Am Startturm

Die Arbeiten an der Raumsonde haben in den letzten Wochen schnelle Fortschritte gemacht, wie Michael Wittig, verantwortlicher Manager der Startkampagne von Mars Express, aus Baikonur berichtet.

Autor: Michael Stein

Der Startturm in Baikonur, von dem aus Mars Express am 2. Juni starten wird.
(Foto: ESA)

Wir haben unsere Einzeltests erfolgreich abgeschlossen, und der Stress für das Team hat in den letzten Tagen nachgelassen. Die Solarpaneele sind montiert und Mars Express ist in seine externe Thermal-Isolationsfolie (Multi Layer Insulation oder MLI) eingepackt: Die Sonde ist jetzt eine echte Schönheit geworden!

In der Zwischenzeit sind wir nach draußen zur Startplattform gewechselt, wo wir die abschließenden Vorbereitungen an der Raumsonde ausführen werden, während sie in den letzten fünf Tagen vor dem Start auf der Spitze der Rakete sitzen wird. Von unserem Hotel zur Startrampe zu fahren ist ein Abenteuer für sich. Die Plattform ist 50 Kilometer vom Hotel und rund 25 Kilometer von den wichtigsten Integrations-Einrichtungen entfernt, wo wir bisher gearbeitet haben, und der Straßenzustand ist weit von dem entfernt, womit der durchschnittliche verwöhnte Westeuropäer vertraut ist.

Als wir uns dem Startgebiet nähern passieren wir die Stelle, von wo aus die meisten Besucher den Start beobachten werden. Sie ist nur 1,5 Kilometer von dem Punkt entfernt, von wo aus die Rakete starten wird, was einen atemberaubenden Blick auf die in den Himmel steigende Rakete ermöglichen wird!

Den Elementen trotzen
Die meisten von uns werden im Mars Express Kontrollzentrum sein, üblicherweise der „Bunker“ genannt. Es ist unterirdisch und rund 150 Meter von der Startplattform entfernt gelegen. Während wir die Treppen in den Kontrollraum hinabsteigen verstehe ich woher er seinen Namen hat: Der Platz im Inneren ist sehr beengt und die dicken Betonwände sind wie bei Luftschutzbunkern im 2. Weltkrieg. Von hier aus also werden wir die letzten Stunden unseres Raumschiffs auf dem Planeten Erde überwachen…

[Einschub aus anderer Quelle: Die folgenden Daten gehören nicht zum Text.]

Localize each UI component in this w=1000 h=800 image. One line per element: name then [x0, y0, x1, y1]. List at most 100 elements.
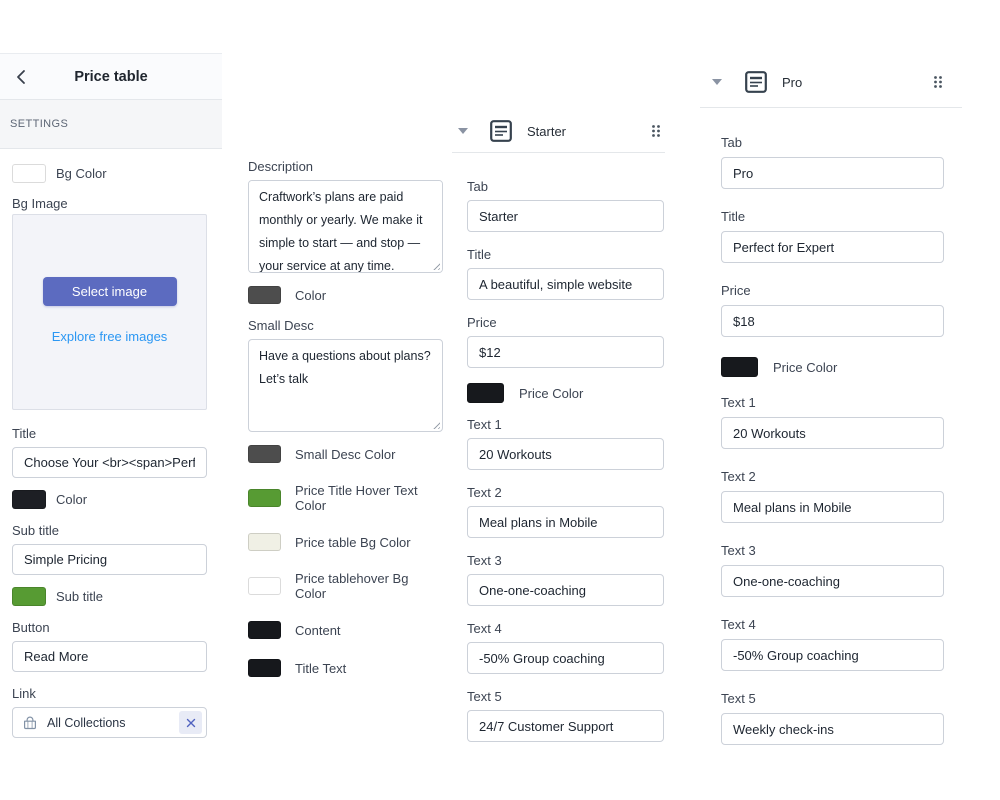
text1-input[interactable]: [721, 417, 944, 449]
text4-field-group: Text 4: [467, 621, 664, 674]
title-input[interactable]: [12, 447, 207, 478]
price-table-bg-color-label: Price table Bg Color: [295, 534, 411, 550]
button-text-input[interactable]: [12, 641, 207, 672]
text3-input[interactable]: [467, 574, 664, 606]
tab-input[interactable]: [721, 157, 944, 189]
subtitle-color-swatch[interactable]: [12, 587, 46, 606]
price-table-hover-bg-color-row: Price tablehover Bg Color: [248, 571, 443, 601]
color-settings-list: Price Title Hover Text Color Price table…: [248, 483, 443, 677]
plan-panel-starter: Starter Tab Title Price: [452, 117, 665, 757]
bg-image-dropzone[interactable]: Select image Explore free images: [12, 214, 207, 410]
text3-field-group: Text 3: [467, 553, 664, 606]
subtitle-input[interactable]: [12, 544, 207, 575]
collections-bag-icon: [22, 715, 38, 731]
price-table-hover-bg-color-swatch[interactable]: [248, 577, 281, 595]
text4-input[interactable]: [721, 639, 944, 671]
price-title-hover-color-label: Price Title Hover Text Color: [295, 483, 418, 513]
price-field-group: Price: [467, 315, 664, 368]
text4-label: Text 4: [721, 617, 756, 632]
clear-link-button[interactable]: [179, 711, 202, 734]
price-field-group: Price: [721, 283, 944, 337]
bg-color-row: Bg Color: [12, 164, 207, 183]
title-text-color-swatch[interactable]: [248, 659, 281, 677]
price-label: Price: [721, 283, 751, 298]
content-settings-column: Description Color Small Desc Small Desc …: [248, 159, 443, 677]
price-input[interactable]: [467, 336, 664, 368]
title-color-swatch[interactable]: [12, 490, 46, 509]
tab-label: Tab: [467, 179, 488, 194]
collapse-caret-icon[interactable]: [712, 79, 722, 85]
text2-label: Text 2: [467, 485, 502, 500]
price-table-hover-bg-color-label: Price tablehover Bg Color: [295, 571, 409, 601]
divider: [700, 107, 962, 108]
text3-input[interactable]: [721, 565, 944, 597]
button-field-group: Button: [12, 620, 207, 672]
price-input[interactable]: [721, 305, 944, 337]
price-color-swatch[interactable]: [467, 383, 504, 403]
text3-label: Text 3: [721, 543, 756, 558]
price-table-panel: Price table SETTINGS Bg Color Bg Image S…: [0, 53, 222, 738]
description-color-label: Color: [295, 287, 327, 303]
tab-input[interactable]: [467, 200, 664, 232]
text1-input[interactable]: [467, 438, 664, 470]
divider: [452, 152, 665, 153]
plan-title-input[interactable]: [467, 268, 664, 300]
price-table-bg-color-swatch[interactable]: [248, 533, 281, 551]
starter-fields: Tab Title Price Price Color Text 1 Text …: [452, 153, 665, 742]
price-title-hover-color-swatch[interactable]: [248, 489, 281, 507]
title-field-group: Title: [721, 209, 944, 263]
bg-color-label: Bg Color: [56, 165, 107, 181]
text3-field-group: Text 3: [721, 543, 944, 597]
price-color-label: Price Color: [519, 385, 584, 401]
price-table-bg-color-row: Price table Bg Color: [248, 533, 443, 551]
title-field-label: Title: [12, 426, 37, 441]
subtitle-field-group: Sub title: [12, 523, 207, 575]
select-image-button[interactable]: Select image: [42, 277, 177, 306]
price-color-row: Price Color: [467, 383, 664, 403]
text5-input[interactable]: [467, 710, 664, 742]
description-textarea[interactable]: [248, 180, 443, 273]
link-selector[interactable]: All Collections: [12, 707, 207, 738]
text5-input[interactable]: [721, 713, 944, 745]
settings-section-header: SETTINGS: [0, 100, 222, 149]
text5-field-group: Text 5: [467, 689, 664, 742]
pricing-tab-icon: [745, 71, 767, 93]
subtitle-color-label: Sub title: [56, 588, 103, 604]
title-field-group: Title: [12, 426, 207, 478]
drag-handle-icon[interactable]: [651, 124, 661, 138]
collapse-caret-icon[interactable]: [458, 128, 468, 134]
explore-free-images-link[interactable]: Explore free images: [51, 329, 168, 344]
description-color-swatch[interactable]: [248, 286, 281, 304]
small-desc-color-swatch[interactable]: [248, 445, 281, 463]
content-color-label: Content: [295, 622, 341, 638]
plan-name: Starter: [527, 123, 567, 139]
subtitle-color-row: Sub title: [12, 587, 207, 606]
text2-input[interactable]: [721, 491, 944, 523]
text4-input[interactable]: [467, 642, 664, 674]
drag-handle-icon[interactable]: [933, 75, 943, 89]
description-color-row: Color: [248, 286, 443, 304]
starter-panel-header: Starter: [452, 117, 665, 145]
bg-color-swatch[interactable]: [12, 164, 46, 183]
text2-field-group: Text 2: [467, 485, 664, 538]
price-label: Price: [467, 315, 497, 330]
title-color-label: Color: [56, 491, 88, 507]
text1-label: Text 1: [467, 417, 502, 432]
pro-fields: Tab Title Price Price Color Text 1 Text …: [700, 108, 962, 745]
title-color-row: Color: [12, 490, 207, 509]
back-button[interactable]: [8, 54, 34, 99]
subtitle-field-label: Sub title: [12, 523, 59, 538]
plan-panel-pro: Pro Tab Title Price: [700, 68, 962, 765]
price-color-swatch[interactable]: [721, 357, 758, 377]
text4-label: Text 4: [467, 621, 502, 636]
bg-image-label: Bg Image: [12, 196, 68, 211]
text2-input[interactable]: [467, 506, 664, 538]
close-icon: [186, 718, 196, 728]
small-desc-textarea[interactable]: [248, 339, 443, 432]
plan-title-input[interactable]: [721, 231, 944, 263]
pricing-tab-icon: [490, 120, 512, 142]
content-color-swatch[interactable]: [248, 621, 281, 639]
text5-field-group: Text 5: [721, 691, 944, 745]
text2-label: Text 2: [721, 469, 756, 484]
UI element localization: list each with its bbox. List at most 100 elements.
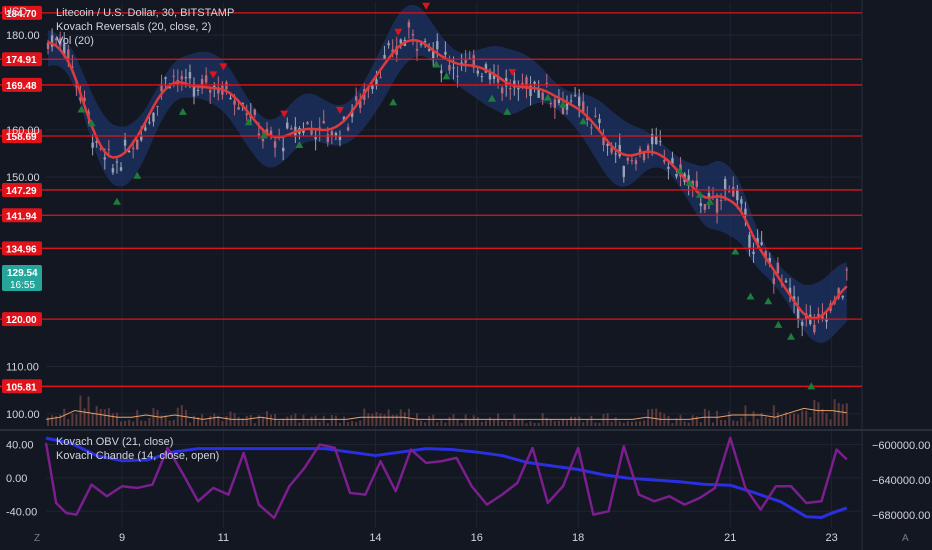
candle-body-185 (796, 307, 800, 320)
candle-body-45 (229, 97, 232, 100)
indicator-legend-volume[interactable]: Vol (20) (56, 35, 94, 47)
candle-body-0 (46, 42, 50, 49)
reversal-signals (77, 2, 816, 390)
candle-body-30 (168, 86, 171, 89)
buy-signal-11 (488, 94, 497, 102)
candle-body-140 (614, 153, 617, 155)
candle-body-108 (484, 64, 488, 73)
candle-body-131 (577, 96, 581, 106)
horizontal-levels[interactable]: 184.70 174.91 169.48 158.69 147.29 141.94 134.… (0, 5, 862, 394)
buy-signal-24 (787, 332, 796, 340)
currency-label[interactable]: USD (4, 6, 28, 18)
candle-body-22 (136, 139, 139, 150)
sub-pane-grid (46, 444, 862, 512)
zoom-icon[interactable]: Z (34, 533, 41, 544)
candle-body-107 (480, 76, 484, 78)
sell-signal-1 (209, 71, 218, 79)
candle-body-35 (188, 72, 192, 79)
level-label-6: 134.96 (6, 244, 37, 255)
buy-signal-18 (695, 190, 704, 198)
x-tick-label-0: 9 (119, 532, 125, 544)
countdown-label: 16:55 (10, 280, 35, 291)
candle-body-49 (245, 113, 248, 116)
indicator-legend-reversals[interactable]: Kovach Reversals (20, close, 2) (56, 21, 212, 33)
band-area (48, 4, 847, 343)
sub-right-tick-label-0: −600000.00 (872, 440, 930, 452)
candle-body-5 (67, 49, 70, 61)
candle-body-85 (391, 49, 394, 53)
candle-body-122 (541, 92, 544, 100)
candle-body-80 (371, 84, 374, 90)
indicator-legend-obv[interactable]: Kovach OBV (21, close) (56, 436, 174, 448)
candle-body-86 (395, 46, 398, 55)
candle-body-94 (427, 48, 431, 51)
buy-signal-3 (133, 171, 142, 179)
level-badge-3 (2, 129, 42, 144)
x-tick-label-2: 14 (369, 532, 381, 544)
candle-body-46 (233, 100, 236, 105)
sub-series-0 (45, 436, 848, 520)
candle-body-159 (691, 181, 694, 187)
candle-body-93 (423, 40, 427, 42)
auto-scale-icon[interactable]: A (902, 533, 909, 544)
candle-body-87 (399, 39, 402, 44)
candle-body-12 (95, 140, 98, 143)
candle-body-33 (180, 76, 184, 80)
candle-body-179 (772, 278, 776, 285)
indicator-legend-chande[interactable]: Kovach Chande (14, close, open) (56, 450, 220, 462)
level-badge-2 (2, 77, 42, 92)
candle-body-114 (509, 88, 512, 90)
sub-left-tick-label-2: -40.00 (6, 506, 37, 518)
candle-body-72 (338, 136, 342, 141)
level-badge-7 (2, 312, 42, 327)
candle-body-168 (728, 191, 731, 193)
candle-body-64 (306, 122, 309, 125)
candle-body-195 (837, 288, 840, 299)
candle-body-52 (257, 133, 261, 136)
candle-body-17 (115, 161, 119, 163)
candle-body-109 (488, 72, 492, 80)
y-tick-label-1: 110.00 (6, 361, 39, 373)
level-label-2: 169.48 (6, 81, 37, 92)
buy-signal-5 (244, 118, 253, 126)
candle-body-16 (111, 168, 115, 173)
sub-series-1 (44, 436, 848, 520)
candle-body-47 (237, 107, 240, 110)
buy-signal-4 (178, 107, 187, 115)
sell-signal-0 (219, 63, 228, 71)
candle-body-21 (131, 147, 135, 149)
buy-signal-6 (259, 131, 268, 139)
candle-body-115 (513, 80, 516, 88)
candle-body-137 (602, 137, 605, 146)
candle-body-172 (744, 208, 747, 217)
buy-signal-15 (579, 117, 588, 125)
level-label-8: 105.81 (6, 382, 37, 393)
candle-body-166 (719, 200, 723, 202)
candle-body-81 (375, 79, 378, 86)
candle-body-135 (594, 115, 597, 117)
candle-body-76 (354, 96, 358, 101)
sub-pane-series (44, 436, 848, 520)
candle-body-139 (610, 147, 613, 153)
candle-body-134 (590, 127, 593, 129)
candle-body-119 (529, 85, 532, 97)
candle-body-70 (330, 131, 334, 137)
buy-signal-9 (432, 60, 441, 68)
buy-signal-7 (295, 141, 304, 148)
candle-body-58 (281, 147, 285, 152)
candle-body-38 (200, 79, 204, 89)
candle-body-65 (310, 128, 313, 135)
candle-body-97 (440, 70, 443, 74)
candle-body-153 (667, 166, 670, 169)
level-label-3: 158.69 (6, 132, 37, 143)
candle-body-170 (736, 189, 739, 201)
axes: 100.00110.00150.00160.00180.00129.5416:5… (2, 30, 930, 544)
candle-body-18 (119, 167, 123, 171)
last-price-badge (2, 264, 42, 291)
buy-signal-10 (442, 72, 451, 80)
candle-body-147 (642, 153, 646, 160)
candle-body-180 (776, 262, 780, 274)
y-tick-label-0: 100.00 (6, 409, 40, 421)
candle-body-152 (663, 160, 666, 162)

Zeit, mit der Arbeit zu beginnen. Wir müssen verschiedene elektronische Ausrüstungsgegenstände und einige Kabel auf die Spitze des Startturms bringen. Das wird die Verbindung sein, über die unsere Computer im Bunker in den letzten Stunden vor dem Start mit Mars Express sprechen werden, und wir müssen sicherstellen, dass am Tag X alles funktionieren wird. Ein kleiner Aufzug bringt uns an die Spitze des Turms, wo alles permanent zu schwanken scheint. Als wir aus dem Lift treten wird es noch schlimmer: Wir sind auf einer offenen Plattform, rund 30 Meter über der Erde, und das Geländer erreicht kaum meine Hüfte. Wir müssen Windstärke 4-5 haben, es ist kalt, und auf einmal fühle ich mich wie auf einem Segelboot im Sturm.

Wir brauchen rund fünf Stunden um unsere gesamte Ausrüstung hier oben zu installieren und alle Verbindungen zum Bunker zu überprüfen. Ein gutes Ende eines schwierigen Arbeitstages!

Als der Wind abflaut erinnere ich mich an einen der emotionalsten Momente meines Berufslebens. Vor drei Jahren, während der Cluster II-Startkampagne, arbeiteten wir am selben Startturm, als plötzlich ein entferntes Grummeln unsere Arbeit unterbrach und jeder aufschaute. Eine Proton-Rakete mit dem ersten russischen Modul für die Internationale Raumstation hatte gerade abgehoben, gute 50 Kilometer von uns entfernt, und wir konnten sie als kleinen Punkt über uns sehen. Wir brachten die Cluster II-Mission damals zu einem guten Ende, und jetzt haben wir alle ein gemeinsames Ziel – den erfolgreichen Start von Mars Express!